MM: I have a personal reaction to the film coming out on Christmas Day. That was a day my mother loved to see movies; we’d all go to see a movie. So when they said Christmas Day, I felt like that’s just a ghost in the works, making that happen. In terms of the election, it’s been really weird: we were screening the movie before the election and after, and the mood just took a different turn. The movie has a different weight now, which I can’t take any credit for, but—both in the liberalism that’s in anything to do with Jimmy Carter, and specifically his “Crisis of Confidence” speech that’s in the film—the vulnerability, that sort of non-paternal voice that he had as the President–
PN: He’s so earnest and sincere. I watched the speech on YouTube before coming over here. It’s shocking how earnest it is, that he sat in front of a camera and the American people and told them “don’t be narcissists” and “don’t be selfish” and thought that would have an effect–
MM: Yeah, and that’s after Watergate, the assassination of Kennedy and Martin Luther King Jr., Vietnam—for the President to say that we have fucked up, that we have lost our way. But I also feel like there’s an interesting parallelism that’s completely different: Carter—it’s not like he was a “feminine” President, but he’s definitely not a patriarchal father figure. And then Reagan came and took that role and said, “Here’s a master narrative.” He’s completely Dad, you know? With a capital D. And I really prefer a non-patriarchal President, right? I found Carter really interesting and so expansive; his whole method of being I could really relate to. And so there are some parallels between Carter and Obama on a very superficial level, I think. I feel like the 70s and the end of the 70s witnessed a sort of waning of patriarchal masculine power, or at least a waning of the male narrative—the Bogart era was going away, even the hero hippie narrative was going away, therapy was on the rise, and many men felt sort of awash. That’s what I was sort of trying to depict with Billy Crudup’s character.
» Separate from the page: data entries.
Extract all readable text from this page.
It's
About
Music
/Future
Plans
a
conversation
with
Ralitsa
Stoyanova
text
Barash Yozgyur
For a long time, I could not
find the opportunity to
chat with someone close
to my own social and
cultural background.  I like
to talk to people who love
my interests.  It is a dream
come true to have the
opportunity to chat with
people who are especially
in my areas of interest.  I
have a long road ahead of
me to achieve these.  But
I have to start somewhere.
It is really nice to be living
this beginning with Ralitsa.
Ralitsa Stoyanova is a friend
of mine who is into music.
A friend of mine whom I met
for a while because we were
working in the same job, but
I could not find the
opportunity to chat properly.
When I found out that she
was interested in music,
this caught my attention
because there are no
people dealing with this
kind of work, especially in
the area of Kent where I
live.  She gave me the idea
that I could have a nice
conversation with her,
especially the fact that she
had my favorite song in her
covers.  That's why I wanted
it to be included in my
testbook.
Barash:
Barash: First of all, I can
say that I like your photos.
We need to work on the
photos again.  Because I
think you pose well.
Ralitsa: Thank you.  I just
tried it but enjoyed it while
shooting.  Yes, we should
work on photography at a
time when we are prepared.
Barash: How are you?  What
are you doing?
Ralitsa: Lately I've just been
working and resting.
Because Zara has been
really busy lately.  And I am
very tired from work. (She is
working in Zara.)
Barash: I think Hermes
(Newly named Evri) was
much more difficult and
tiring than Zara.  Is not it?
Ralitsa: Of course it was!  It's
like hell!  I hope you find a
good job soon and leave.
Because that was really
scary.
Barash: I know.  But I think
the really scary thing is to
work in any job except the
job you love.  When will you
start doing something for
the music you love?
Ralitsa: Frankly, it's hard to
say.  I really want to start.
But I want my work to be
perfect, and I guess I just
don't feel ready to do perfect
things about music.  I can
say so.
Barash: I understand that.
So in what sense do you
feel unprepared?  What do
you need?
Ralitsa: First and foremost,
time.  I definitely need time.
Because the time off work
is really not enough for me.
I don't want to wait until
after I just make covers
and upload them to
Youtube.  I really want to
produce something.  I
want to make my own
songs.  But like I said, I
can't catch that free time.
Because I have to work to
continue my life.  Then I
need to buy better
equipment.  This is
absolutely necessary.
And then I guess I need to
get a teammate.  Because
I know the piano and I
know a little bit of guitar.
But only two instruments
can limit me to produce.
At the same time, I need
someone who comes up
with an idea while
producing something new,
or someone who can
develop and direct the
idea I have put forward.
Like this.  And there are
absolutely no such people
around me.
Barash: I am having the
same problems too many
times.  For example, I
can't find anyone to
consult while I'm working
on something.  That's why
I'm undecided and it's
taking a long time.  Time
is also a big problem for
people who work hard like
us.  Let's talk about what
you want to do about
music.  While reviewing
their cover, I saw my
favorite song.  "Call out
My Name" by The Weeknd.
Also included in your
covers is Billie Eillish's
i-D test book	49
MM: That Carter non-patriarchal liberalism just feels so incredibly impossible now, especially after the election. And then, with all the normalization of the misogyny and total idiotic-ness of Trump’s attitude towards women and really everyone around him—it feels like crazily impossible to imagine that being normalized. And yet it is being normalized. So—hopefully I’m a decent male ally, but any movie that’s just foregrounding women, that’s calling itself 20th Century Women, that’s trying to understand women from a male perspective in some kind of decent non-manipulative way, feels so counter to what the President-elect’s gravitational pull is.
PN: And it’s haunted by this weird sort of ghost, which is that this particular film would have felt totally different if we had just elected Hillary Clinton President.
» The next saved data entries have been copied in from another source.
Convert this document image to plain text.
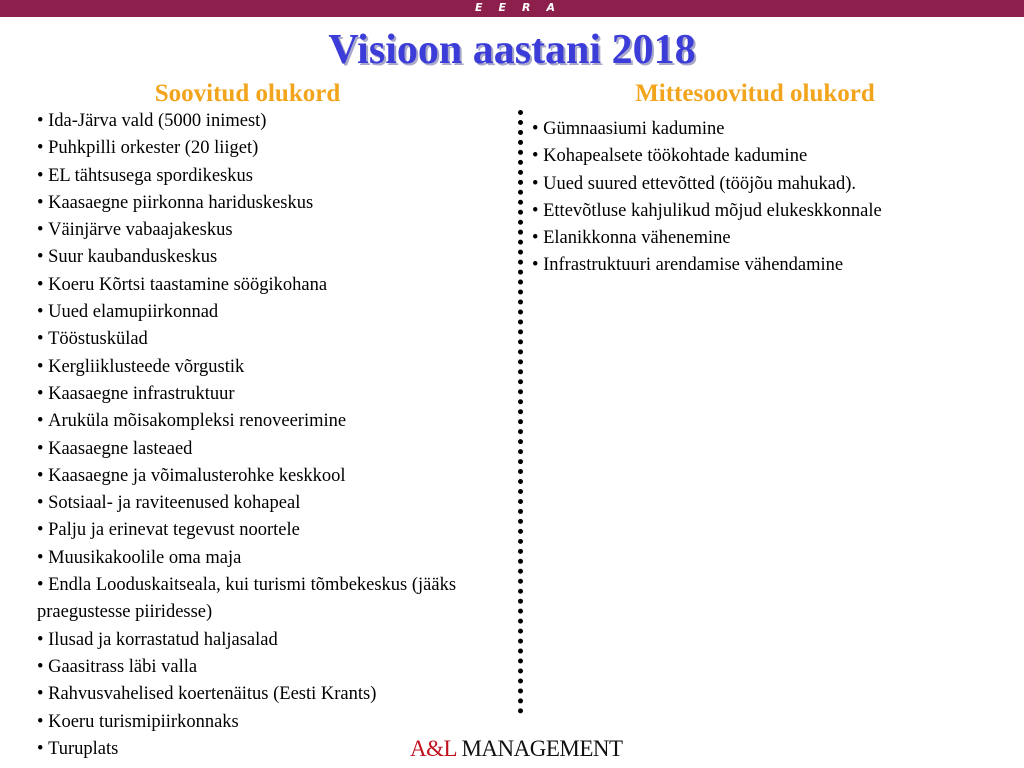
EERA
Visioon aastani 2018
Soovitud olukord	Mittesoovitud olukord
• Ida-Järva vald (5000 inimest)
• Puhkpilli orkester (20 liiget)
• EL tähtsusega spordikeskus
• Kaasaegne piirkonna hariduskeskus
• Väinjärve vabaajakeskus
• Suur kaubanduskeskus
• Koeru Kõrtsi taastamine söögikohana
• Uued elamupiirkonnad
• Tööstuskülad
• Kergliiklusteede võrgustik
• Kaasaegne infrastruktuur
• Aruküla mõisakompleksi renoveerimine
• Kaasaegne lasteaed
• Kaasaegne ja võimalusterohke keskkool
• Sotsiaal- ja raviteenused kohapeal
• Palju ja erinevat tegevust noortele
• Muusikakoolile oma maja
• Endla Looduskaitseala, kui turismi tõmbekeskus (jääks praegustesse piiridesse)
• Ilusad ja korrastatud haljasalad
• Gaasitrass läbi valla
• Rahvusvahelised koertenäitus (Eesti Krants)
• Koeru turismipiirkonnaks
• Turuplats
• Gümnaasiumi kadumine
• Kohapealsete töökohtade kadumine
• Uued suured ettevõtted (tööjõu mahukad).
• Ettevõtluse kahjulikud mõjud elukeskkonnale
• Elanikkonna vähenemine
• Infrastruktuuri arendamise vähendamine
A&L MANAGEMENT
MM: Right. I mean, I finished the movie in the spring and the summer. And I was able to put different parts of the Carter speech in—I put the beginning and the end of the speech in. “The road that leads to self destruction” ending and the part in the beginning where he’s like, “We’ve lost respect for the joint discourse.” I put those in with respect to the growing Trump movement and the election.
I also watched All the President’s Men on an airplane recently. I think all movies mean more right now. I mean, even The Secret Life of Pets can mean more right now. Because the Trump thing is so dramatic and traumatic. With All the Presidents Men—it’s like, fuck, Trump’s not a Reagan, he’s a Nixon. We’ve got another Nixon on our hands—the amount of lying . . . I read something called “Trump as Post-Factual Presidency”—that really helped me. His ability to just scatter-bomb the discourse with his lies—there’s something very similar there. Anyway, when I was watching All the President’s Men on the plane there was something so heroic about it. I was crying. I guess any movie can make me cry on a plane. But this one was really speaking to me.